As we were moving some cows and heifers to our calving pen today, it hit me that the cattle we were moving all have due dates further out than my own. Just as my needs have changed while growing a baby, the pregnant cows we were moving were heading to a specific pen to be on baby watch. This pen features more space, more monitoring, an extra comfortable bed for delivery, additional heat abatement measures, and a change in diet. That list is all equally important for me as we await the arrival of our little girl who is set to make her debut any day.
My husband and I are less than two weeks from our first child’s due date, and yes, I was still out chasing cows today like normal — granted I was moving a lot slower and had more help than usual. As August 27 quickly approaches, there have been a lot of adaptations needed, and I’ve had to learn to slow down and accept help with more and more tasks as my pregnancy continues to progress.

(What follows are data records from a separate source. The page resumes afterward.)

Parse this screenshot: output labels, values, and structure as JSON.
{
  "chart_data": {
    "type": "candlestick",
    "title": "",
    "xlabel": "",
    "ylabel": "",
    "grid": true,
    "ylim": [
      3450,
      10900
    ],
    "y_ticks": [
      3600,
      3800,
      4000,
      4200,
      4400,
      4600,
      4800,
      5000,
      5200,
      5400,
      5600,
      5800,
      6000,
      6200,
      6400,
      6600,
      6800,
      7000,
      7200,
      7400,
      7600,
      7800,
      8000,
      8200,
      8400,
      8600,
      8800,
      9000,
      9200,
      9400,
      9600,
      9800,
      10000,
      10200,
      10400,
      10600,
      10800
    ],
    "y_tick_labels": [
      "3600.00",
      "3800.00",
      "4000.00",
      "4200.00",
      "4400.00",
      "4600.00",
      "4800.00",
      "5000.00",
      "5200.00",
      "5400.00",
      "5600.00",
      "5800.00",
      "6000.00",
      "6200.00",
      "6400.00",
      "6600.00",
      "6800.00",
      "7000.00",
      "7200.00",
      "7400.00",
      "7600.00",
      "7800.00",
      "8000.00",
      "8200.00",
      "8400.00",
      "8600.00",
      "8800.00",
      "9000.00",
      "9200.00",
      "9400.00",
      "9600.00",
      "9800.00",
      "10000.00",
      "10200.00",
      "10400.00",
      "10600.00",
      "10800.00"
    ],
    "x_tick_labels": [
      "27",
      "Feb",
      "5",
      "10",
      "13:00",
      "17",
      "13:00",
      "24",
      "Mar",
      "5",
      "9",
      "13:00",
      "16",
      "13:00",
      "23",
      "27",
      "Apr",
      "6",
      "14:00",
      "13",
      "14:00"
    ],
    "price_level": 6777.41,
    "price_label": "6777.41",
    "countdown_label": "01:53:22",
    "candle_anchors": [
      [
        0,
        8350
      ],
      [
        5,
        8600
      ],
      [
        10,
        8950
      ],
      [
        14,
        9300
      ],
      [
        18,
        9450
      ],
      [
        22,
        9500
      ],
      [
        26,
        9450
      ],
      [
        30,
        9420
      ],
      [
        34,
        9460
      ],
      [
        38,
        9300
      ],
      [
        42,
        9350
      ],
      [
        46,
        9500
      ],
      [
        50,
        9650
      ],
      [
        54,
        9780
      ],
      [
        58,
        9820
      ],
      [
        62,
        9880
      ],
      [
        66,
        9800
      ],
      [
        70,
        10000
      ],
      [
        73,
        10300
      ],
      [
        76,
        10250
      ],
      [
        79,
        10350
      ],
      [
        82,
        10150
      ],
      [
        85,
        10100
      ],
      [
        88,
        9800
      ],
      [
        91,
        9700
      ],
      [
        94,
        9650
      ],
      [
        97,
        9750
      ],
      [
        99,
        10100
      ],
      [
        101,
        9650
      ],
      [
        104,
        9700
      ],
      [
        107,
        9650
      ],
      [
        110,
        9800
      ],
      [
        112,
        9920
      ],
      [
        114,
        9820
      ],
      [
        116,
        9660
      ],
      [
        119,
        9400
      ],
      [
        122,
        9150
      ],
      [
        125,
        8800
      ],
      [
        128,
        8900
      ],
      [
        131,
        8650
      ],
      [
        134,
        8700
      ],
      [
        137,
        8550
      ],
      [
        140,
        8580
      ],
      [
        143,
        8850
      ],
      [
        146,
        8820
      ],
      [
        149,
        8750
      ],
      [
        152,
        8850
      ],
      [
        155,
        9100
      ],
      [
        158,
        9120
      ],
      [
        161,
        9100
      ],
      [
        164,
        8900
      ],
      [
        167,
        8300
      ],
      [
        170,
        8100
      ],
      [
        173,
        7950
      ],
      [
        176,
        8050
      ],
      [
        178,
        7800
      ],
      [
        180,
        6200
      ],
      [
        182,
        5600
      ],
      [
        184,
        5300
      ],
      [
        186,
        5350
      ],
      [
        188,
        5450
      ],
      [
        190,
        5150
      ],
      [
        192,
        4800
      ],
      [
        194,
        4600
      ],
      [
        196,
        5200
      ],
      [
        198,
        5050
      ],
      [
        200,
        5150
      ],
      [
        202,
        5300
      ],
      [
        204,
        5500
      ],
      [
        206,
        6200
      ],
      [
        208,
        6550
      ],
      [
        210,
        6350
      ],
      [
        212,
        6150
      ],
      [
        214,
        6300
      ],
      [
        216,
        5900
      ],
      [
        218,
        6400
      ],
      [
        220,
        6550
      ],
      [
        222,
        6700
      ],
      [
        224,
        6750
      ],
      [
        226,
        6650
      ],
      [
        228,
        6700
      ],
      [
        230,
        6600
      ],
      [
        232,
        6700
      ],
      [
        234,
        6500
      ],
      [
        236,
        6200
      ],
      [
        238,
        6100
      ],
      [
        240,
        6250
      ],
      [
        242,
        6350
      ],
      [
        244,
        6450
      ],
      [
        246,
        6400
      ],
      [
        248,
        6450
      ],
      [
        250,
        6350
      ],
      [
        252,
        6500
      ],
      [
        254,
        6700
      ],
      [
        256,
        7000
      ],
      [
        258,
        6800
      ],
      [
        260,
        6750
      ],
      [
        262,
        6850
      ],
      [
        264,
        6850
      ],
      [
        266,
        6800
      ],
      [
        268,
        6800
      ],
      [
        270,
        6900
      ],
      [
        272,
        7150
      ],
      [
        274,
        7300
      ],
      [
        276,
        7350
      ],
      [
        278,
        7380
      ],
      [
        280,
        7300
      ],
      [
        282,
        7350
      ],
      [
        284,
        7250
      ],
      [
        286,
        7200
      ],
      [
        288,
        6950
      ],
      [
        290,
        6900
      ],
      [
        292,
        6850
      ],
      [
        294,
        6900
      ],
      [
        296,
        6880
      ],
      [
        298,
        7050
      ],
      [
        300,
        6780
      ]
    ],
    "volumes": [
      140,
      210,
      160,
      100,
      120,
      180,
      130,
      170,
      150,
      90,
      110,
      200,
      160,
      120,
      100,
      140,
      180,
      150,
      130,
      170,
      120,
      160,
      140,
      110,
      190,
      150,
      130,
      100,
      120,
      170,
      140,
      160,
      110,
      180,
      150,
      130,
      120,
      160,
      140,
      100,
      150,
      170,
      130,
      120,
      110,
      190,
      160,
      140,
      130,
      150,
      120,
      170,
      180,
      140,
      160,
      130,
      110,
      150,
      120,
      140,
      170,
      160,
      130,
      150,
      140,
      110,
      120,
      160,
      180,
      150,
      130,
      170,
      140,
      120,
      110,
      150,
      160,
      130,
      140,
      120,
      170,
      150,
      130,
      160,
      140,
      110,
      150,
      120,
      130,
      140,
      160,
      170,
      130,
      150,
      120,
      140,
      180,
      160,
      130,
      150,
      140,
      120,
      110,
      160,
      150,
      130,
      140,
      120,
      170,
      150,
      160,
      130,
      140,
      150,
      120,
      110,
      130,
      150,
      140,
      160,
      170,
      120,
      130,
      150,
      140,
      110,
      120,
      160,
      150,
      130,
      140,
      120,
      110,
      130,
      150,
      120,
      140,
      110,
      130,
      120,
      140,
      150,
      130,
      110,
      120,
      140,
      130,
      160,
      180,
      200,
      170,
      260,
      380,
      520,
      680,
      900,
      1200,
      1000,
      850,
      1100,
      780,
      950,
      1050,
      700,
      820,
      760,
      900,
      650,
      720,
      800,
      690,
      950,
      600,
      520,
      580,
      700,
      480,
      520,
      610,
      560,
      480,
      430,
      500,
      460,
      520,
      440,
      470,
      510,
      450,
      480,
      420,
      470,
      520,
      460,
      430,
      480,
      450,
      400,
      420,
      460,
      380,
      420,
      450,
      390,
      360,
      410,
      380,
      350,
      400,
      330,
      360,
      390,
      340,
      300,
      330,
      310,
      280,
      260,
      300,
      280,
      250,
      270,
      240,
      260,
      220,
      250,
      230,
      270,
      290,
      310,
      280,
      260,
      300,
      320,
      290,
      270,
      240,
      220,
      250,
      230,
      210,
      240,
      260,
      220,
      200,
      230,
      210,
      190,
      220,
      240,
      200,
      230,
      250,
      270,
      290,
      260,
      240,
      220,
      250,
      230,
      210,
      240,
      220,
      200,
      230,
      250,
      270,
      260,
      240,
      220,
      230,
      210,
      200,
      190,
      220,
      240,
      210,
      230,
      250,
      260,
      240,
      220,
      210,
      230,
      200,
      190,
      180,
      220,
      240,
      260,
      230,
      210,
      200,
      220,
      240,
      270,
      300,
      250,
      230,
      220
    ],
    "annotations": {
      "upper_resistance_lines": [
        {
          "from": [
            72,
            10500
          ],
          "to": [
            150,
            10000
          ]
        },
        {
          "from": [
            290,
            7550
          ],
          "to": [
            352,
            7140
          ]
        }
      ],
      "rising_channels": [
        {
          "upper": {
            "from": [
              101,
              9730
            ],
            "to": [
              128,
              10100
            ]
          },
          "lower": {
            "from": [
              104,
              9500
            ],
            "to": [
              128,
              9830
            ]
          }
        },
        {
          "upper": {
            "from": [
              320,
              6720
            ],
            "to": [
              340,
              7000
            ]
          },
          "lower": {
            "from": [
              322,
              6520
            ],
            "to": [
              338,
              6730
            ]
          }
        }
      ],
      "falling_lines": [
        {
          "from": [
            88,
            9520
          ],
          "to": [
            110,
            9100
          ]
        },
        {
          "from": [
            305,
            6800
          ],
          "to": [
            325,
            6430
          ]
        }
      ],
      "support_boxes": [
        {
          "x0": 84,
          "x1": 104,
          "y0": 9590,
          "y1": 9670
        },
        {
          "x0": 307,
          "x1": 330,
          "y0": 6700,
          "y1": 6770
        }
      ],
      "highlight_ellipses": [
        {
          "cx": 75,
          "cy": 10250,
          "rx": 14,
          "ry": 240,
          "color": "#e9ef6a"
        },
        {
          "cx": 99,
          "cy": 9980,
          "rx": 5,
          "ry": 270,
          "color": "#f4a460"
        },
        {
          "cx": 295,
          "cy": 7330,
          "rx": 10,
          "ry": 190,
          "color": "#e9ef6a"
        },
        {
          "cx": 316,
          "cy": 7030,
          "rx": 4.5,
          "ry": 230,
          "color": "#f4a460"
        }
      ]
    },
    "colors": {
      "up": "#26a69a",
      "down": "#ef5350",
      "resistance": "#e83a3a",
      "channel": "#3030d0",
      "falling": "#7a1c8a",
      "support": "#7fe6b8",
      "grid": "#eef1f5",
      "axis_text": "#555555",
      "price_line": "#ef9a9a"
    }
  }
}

There are a lot of balancing acts when you farm full time with your spouse and other family members. A whole other balancing act started for me nine months ago as I continued to help on the farm per usual while also considering added safety for myself and our growing child. Beyond that, the extreme nausea, fatigue, lack of ability to handle the summer heat, and time away at doctor appointments has had us on our toes as we continue adapting our schedules and workloads.
Sitting in the tractor hauling silage for 12 hours straight has proven too cumbersome for me at this point, just as being on my feet unloading small square bales of hay is more than I can (or should) muster. Luckily, there are still plenty of chores I can lend a hand with, and I’m surrounded by a great support system that has continued to take on the tasks I’m not up for at this time.
There’s no doubt adding a newborn baby to the mix will call for even more adjustments and modifications in our schedule and workflow on the farm. And, while it will certainly take time for us to figure out the best way to do things with an infant in tow, we cannot think of a better way to raise our kids than by growing up on the farm and learning first-hand where their food comes from.
The author dairy farms with her parents and brother near Hawkeye, Iowa. The family milks approximately 300 head of grade Holstein cows at Windsor Valley Dairy LLC — split half and half between a double-eight parallel milking parlor and four robotic milking units. In the spring of 2020, Molly decided to take a leap and fully embrace her love for the industry by returning full time to her family’s dairy.